Kendi suçluluğunu ve kötülüğünü bilmek, kesinlikle küçük bir mesele değildir; ve gölgemizi kaybetmekten hiçbir kazanç elde edemeyiz. Suçluluğumuzun bilincinde olduğumuzda, en azından kendimizi değiştirme ve geliştirme umudumuz olur.


— Carl Jung, CW X, Par. 440


Her kişiliğe bağlı olan karanlık, bilinçdışına açılan bir kapıdır ve rüyaların giriş kapısıdır; buradan gölge ve anima gibi alacakaranlık figürleri, ya gece vizyonlarımızda ortaya çıkar ya da görünmez kalıp ego-bilincimizi ele geçirir.


— Carl Jung, CW 9i, Par. 222


Fedakârlık talep edildiğinde, bu çoğu zaman gölge tarafımızı kabul etmeyi ima eder.


— Carl Jung, Jung-Ostrowski, s. 25


İncil, "Kim kardeşine 'Racha' derse, cehennem ateşine müstahaktır." der. Eğer "kardeş" yerine "gölge" koyarsak ve içimizdeki karanlık kardeşi bu bağlamda düşünürsek, bu kutsal kelimenin bize yeni perspektifler açtığını görürüz.


— Carl Jung, Jung-Ostrowski, s. 25


"En küçük kardeşlerime ne yaptıysanız, bana yaptınız." En küçük benliğim, gölge yanımı temsil eden aşağı işlevimdir.


— Carl Jung, Jung-Ostrowski, s. 25


Mesih’in kendisi, vergi toplayıcılarla ve fahişelerle birlikte oldu ve yanında çarmıha gerilen hırsızı kabul etti. "Ben en küçük kardeşlerimim ve kendi gölgemim."

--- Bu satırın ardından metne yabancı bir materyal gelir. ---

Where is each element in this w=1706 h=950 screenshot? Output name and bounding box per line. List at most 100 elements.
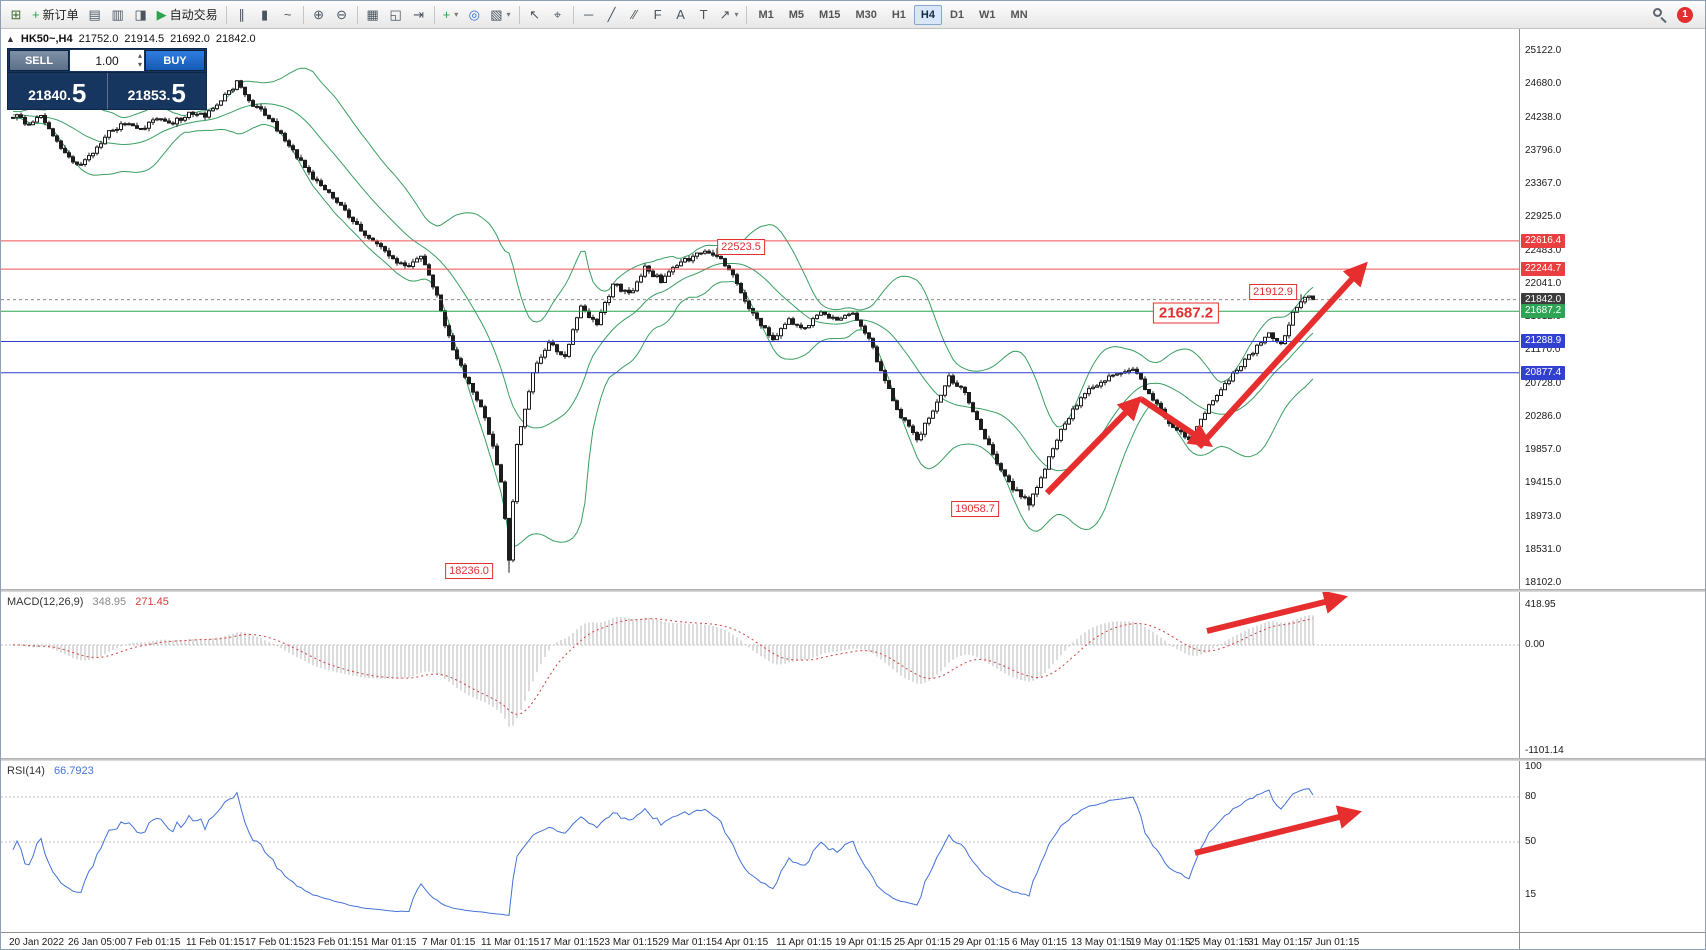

— Carl Jung, Jung-Ostrowski, s. 13


Jung, gerçekten gölgeyi kabul eden bir adamdı ve… bu kabul, sorunlar ve gerilimler getirdi, ancak aynı zamanda canlılık, gerçeklik, dürüstlük ve varoluşun derinliğini sağladı.


— Elizabeth Howes, J.E.T., s. 120


Gölgem o kadar büyük ki, onu hayat planımda göz ardı etmem mümkün değildi; aslında onu kişiliğimin temel bir parçası olarak görmek ve bu farkındalığın sonuçlarını kabul etmek zorundaydım.


— Carl Jung, Mektuplar Cilt II, s. 276-277


Eğer şimdiye kadar insanın gölgesinin tüm kötülüğün kaynağı olduğu düşünülmüşse, daha yakından yapılan bir inceleme, bilinçdışı insanın, yani gölgesinin yalnızca ahlaki açıdan kınanabilir eğilimlerden oluşmadığını, aynı zamanda normal içgüdüler, uygun tepkiler, gerçekçi içgörüler, yaratıcı dürtüler gibi birçok iyi niteliği de barındırdığını ortaya koymaktadır.


— Carl Jung, CW 9ii, Par. 423


Eski insanlar, yaklaşan olayları her zaman önceden atılan gölgeler olarak düşünmüşlerdir. Burada öldürülen bir hayvan görüyoruz; aslında bu mitolojik bir hayvandır—yani içgüdü.


— Carl Jung, Analitik Psikolojiye Giriş, s. 153


Gölgesi tarafından ele geçirilmiş bir adam, sürekli olarak kendi ışığında durur ve kendi kurduğu tuzaklara düşer. Mümkün olduğunda, başkaları üzerinde olumsuz bir izlenim bırakmayı tercih eder…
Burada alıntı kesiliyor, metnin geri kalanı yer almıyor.